В лесу он хорошо понял, что вся наша так называемая цивилизация – это хрупкая пленка льда на октябрьской реке. Ничто. Человек как был варваром, так и остался. Одним ударом он разбивает лед, стремясь к черной воде, в которой бьется жестяной бок тайменя. Не надо иллюзий – зверь просыпается за два дня голода или два часа холода. Противиться зверю нельзя.
Но теперь придется решать судьбу невиновного человека. Эта аутистка в резиновых сандалиях – она ни в чем не виновата.
Впрочем, это уже неважно. У каждого события – собственная логика. Успешен лишь тот, кто следует этой логике, а не пытается навязать свою. Большим, по-настоящему большим историям ничего не навяжешь, потому что они уже написаны на небесах. Эта дура случайно ступила на медвежью тропу, и ее встреча со зверем отныне неизбежна. Как уж там пойдет эта встреча – неизвестно.
А вот его судьба четко определена. У него впереди – одна смерть. Всего одна. Ему нужно время, чтобы доделать дела.
Чтобы дописать историю.
Поставить последний клинышек, похожий на птичий след на песке.
Знак будет такой: кружок с палочкой, ведущей наверх.
Петля.
Глава 27
Весь следующий день я провела в Парке Горького. Валялась с ноутбуком на матраце, фильмы смотрела, потом перебралась на белый привозной песок, наваленный у пруда. Побродила по Гаражу, съела сугроб сладкой ваты.

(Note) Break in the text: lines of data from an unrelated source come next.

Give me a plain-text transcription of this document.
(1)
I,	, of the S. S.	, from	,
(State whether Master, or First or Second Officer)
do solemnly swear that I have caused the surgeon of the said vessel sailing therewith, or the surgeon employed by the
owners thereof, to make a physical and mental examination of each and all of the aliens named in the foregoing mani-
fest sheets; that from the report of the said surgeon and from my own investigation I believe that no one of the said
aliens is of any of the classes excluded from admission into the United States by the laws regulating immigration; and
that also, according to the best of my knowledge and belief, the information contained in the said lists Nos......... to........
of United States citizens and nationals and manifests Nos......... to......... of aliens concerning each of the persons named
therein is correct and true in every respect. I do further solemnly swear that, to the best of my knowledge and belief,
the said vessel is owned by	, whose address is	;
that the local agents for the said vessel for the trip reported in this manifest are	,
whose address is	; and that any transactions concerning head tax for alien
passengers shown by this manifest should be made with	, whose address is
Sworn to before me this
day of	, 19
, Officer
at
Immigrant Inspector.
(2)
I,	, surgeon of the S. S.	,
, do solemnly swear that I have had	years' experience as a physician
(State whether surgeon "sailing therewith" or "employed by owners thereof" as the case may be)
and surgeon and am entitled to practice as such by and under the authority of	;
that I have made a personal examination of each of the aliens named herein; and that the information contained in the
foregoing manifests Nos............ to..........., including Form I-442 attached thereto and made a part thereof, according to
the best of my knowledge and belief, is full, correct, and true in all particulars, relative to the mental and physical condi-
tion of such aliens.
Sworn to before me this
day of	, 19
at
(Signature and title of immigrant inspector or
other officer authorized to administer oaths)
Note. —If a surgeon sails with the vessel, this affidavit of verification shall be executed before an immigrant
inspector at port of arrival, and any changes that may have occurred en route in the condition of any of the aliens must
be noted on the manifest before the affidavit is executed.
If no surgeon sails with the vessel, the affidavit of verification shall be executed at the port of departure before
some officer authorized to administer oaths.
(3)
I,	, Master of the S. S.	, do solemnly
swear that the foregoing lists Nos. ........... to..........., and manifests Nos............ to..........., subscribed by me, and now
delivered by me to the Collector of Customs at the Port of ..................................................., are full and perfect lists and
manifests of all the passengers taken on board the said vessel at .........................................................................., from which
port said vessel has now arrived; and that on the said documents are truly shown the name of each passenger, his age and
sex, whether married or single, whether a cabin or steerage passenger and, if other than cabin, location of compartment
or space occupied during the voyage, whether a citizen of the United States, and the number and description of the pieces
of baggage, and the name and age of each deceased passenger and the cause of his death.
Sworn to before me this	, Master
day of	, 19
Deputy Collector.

Затем я выпила кофе на Оливковом пляже, наблюдая за кораблями, несущими мимо меня то свадьбу, то французский ресторан с официантами во фраках, то какого-нибудь алкаша на ржавом буксире…
День стоял солнечный, на воде играли блики. У меня побаливало сердце: я понимала, что лето закончилось. Я лето, собственно, и не люблю, но так уж мы устроены: ценим только то, что неизбежно уйдет.
И только незадолго до ухода.
Еще я немного завидовала всем этим парам, целующимся на лавочках, молодым мамам с сопливыми бутузами, компаниям стариков, играющим в петанк. Всем, кто не один…
Вот так, в этой зависти и с этим сентиментальным комом в горле, я дождалась вечера. В кружевном коридоре, ведущем к мосту, зажглись теплые фонари. Сам мост неожиданно вспыхнул, окончательно добив день.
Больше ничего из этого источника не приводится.